A Trinity board meeting yesterday afternoon is understood to have approved the deal, which will be structured as a mixed offer of cash and Trinity shares for the national and regional newspaper publisher.

Doubts about whether Trinity would proceed with an offer increased after Stephen Byers, the Secretary of State for Trade and Industry, ruled on Friday that it would be required to sell The Belfast Telegraph.

That provoked a brief conundrum for the Chester-based publisher, led by Philip Graf. The Belfast Telegraph is its most profitable title, contributing an estimated pounds 20m in annual operating profit - about one-fourth of Trinity's earnings. "Having to sell a very attractive asset for lots of money isn't the worst possible outcome," said a source. "This is a strategic and financial [merger], which is not merely opportunistic."

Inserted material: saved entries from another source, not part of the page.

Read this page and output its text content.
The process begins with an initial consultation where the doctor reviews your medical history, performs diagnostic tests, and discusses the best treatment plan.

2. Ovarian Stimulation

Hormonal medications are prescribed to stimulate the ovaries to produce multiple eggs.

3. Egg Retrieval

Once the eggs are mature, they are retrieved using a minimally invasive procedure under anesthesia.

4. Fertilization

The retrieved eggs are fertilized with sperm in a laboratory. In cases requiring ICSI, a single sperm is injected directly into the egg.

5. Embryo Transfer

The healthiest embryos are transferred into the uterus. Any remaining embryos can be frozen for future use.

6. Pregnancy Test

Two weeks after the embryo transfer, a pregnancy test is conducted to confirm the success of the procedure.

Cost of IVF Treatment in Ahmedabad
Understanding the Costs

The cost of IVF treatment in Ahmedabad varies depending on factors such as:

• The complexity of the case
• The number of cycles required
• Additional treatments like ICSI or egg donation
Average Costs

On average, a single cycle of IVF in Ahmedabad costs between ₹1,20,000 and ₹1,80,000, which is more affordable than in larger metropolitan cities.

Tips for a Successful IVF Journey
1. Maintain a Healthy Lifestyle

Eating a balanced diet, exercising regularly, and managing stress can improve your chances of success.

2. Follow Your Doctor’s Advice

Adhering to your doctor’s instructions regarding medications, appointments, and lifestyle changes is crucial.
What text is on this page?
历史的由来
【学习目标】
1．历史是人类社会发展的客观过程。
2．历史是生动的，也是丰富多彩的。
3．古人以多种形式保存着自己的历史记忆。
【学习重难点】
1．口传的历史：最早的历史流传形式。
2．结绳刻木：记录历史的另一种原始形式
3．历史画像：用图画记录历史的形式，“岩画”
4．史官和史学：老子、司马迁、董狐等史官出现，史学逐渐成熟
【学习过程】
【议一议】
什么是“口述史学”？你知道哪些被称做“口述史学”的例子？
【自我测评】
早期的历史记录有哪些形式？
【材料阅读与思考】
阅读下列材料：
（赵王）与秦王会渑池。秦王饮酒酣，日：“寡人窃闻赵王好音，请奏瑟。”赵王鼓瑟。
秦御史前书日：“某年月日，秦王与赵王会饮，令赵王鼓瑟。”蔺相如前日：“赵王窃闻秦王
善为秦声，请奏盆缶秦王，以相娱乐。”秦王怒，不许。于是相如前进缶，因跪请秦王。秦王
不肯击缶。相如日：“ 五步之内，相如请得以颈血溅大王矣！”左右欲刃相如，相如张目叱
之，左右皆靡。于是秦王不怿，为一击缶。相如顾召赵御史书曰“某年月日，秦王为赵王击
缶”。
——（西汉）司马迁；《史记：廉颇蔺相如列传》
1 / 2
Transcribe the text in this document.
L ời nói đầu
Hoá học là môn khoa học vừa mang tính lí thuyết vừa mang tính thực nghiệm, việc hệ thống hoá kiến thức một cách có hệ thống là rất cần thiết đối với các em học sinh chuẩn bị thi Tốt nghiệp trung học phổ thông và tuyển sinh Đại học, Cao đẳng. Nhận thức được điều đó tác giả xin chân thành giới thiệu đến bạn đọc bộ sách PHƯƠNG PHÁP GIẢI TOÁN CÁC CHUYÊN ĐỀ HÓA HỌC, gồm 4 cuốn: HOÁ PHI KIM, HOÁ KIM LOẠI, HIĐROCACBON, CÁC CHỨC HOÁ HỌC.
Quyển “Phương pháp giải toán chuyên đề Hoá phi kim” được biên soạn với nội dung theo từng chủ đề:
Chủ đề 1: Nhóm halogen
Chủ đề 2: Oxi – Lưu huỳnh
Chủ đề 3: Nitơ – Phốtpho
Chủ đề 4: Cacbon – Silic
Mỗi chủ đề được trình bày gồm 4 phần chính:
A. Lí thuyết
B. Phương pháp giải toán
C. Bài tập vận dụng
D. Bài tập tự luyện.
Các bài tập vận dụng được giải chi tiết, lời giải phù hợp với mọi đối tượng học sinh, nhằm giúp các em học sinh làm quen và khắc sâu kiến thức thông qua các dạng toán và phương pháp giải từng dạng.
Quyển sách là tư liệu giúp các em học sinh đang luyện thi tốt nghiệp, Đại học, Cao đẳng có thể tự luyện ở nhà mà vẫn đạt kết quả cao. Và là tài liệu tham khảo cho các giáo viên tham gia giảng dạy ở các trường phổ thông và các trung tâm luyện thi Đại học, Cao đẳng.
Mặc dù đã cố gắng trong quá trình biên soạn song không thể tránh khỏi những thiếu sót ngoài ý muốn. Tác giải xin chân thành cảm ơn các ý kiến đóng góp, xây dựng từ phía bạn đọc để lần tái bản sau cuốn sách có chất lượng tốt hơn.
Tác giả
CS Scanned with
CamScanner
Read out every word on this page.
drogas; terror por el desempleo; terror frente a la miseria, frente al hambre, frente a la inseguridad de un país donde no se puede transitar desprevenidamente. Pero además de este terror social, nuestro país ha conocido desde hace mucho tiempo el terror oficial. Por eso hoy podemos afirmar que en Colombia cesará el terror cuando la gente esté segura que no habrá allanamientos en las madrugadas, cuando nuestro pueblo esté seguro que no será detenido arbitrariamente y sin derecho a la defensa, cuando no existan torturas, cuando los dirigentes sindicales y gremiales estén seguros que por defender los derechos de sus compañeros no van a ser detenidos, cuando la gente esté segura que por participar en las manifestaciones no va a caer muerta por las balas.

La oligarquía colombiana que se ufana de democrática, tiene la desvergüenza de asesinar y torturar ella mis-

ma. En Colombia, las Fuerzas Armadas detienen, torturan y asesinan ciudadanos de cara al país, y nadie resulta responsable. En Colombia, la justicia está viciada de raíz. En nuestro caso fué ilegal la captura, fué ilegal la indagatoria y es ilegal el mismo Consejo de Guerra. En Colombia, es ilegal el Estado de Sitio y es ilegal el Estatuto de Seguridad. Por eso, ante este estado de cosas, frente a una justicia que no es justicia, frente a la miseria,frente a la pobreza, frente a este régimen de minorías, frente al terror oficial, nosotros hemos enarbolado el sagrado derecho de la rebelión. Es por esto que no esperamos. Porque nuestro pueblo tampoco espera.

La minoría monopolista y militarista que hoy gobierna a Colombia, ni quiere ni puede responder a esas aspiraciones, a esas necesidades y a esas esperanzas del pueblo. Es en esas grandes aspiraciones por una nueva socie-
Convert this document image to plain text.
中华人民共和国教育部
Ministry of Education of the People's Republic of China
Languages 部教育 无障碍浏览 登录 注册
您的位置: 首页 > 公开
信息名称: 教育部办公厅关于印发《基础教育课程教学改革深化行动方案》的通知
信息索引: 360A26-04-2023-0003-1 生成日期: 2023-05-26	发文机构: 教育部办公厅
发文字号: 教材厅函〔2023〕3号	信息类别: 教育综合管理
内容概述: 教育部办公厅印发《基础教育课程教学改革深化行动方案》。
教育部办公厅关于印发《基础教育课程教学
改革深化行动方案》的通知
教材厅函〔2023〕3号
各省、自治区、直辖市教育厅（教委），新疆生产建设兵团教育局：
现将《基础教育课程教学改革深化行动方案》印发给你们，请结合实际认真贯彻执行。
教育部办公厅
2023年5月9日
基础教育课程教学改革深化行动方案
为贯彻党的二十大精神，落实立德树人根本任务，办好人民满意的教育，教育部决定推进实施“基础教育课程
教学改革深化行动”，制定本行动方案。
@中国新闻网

Since the weekend, several buyers have emerged for The Belfast Telegraph, including Independent News & Media, publishers of The Independent. Analysts have valued the title at upwards of pounds 150m. Trinity's apparent desire not to be deflected by the Byers ruling is likely to mean other potential bidders, including Regional Independent Media (RIM) and David Montgomery, the former Mirror chief executive, will have difficulty in launching an effective counter-bid. RIM has received clearance from the DTI to bid for Mirror Group, while Mr Montgomery has been organising venture capital financing.

Trinity's bid will give Mirror Group an enterprise value of about pounds 1.5bn. Trinity's enterprise value, post-divestment of the Belfast newspaper, would be about pounds 800m. Combined annual sales of the two groups would be about pounds 1bn. Operating profit would be near pounds 200m.

The logic of the link-up is threefold. First, it would become Britain's largest regional newspaper publisher with around 17 per cent of the market. It would be well placed to expand further as consolidation in the sector gains momentum.

Second, the relative invulnerability of regional titles to outside competition provides a healthy cash flow stream to buttress the Mirror in the more volatile national newspaper market. Third, the expanded financial capacity of the merged group would allow it eventually to expand overseas.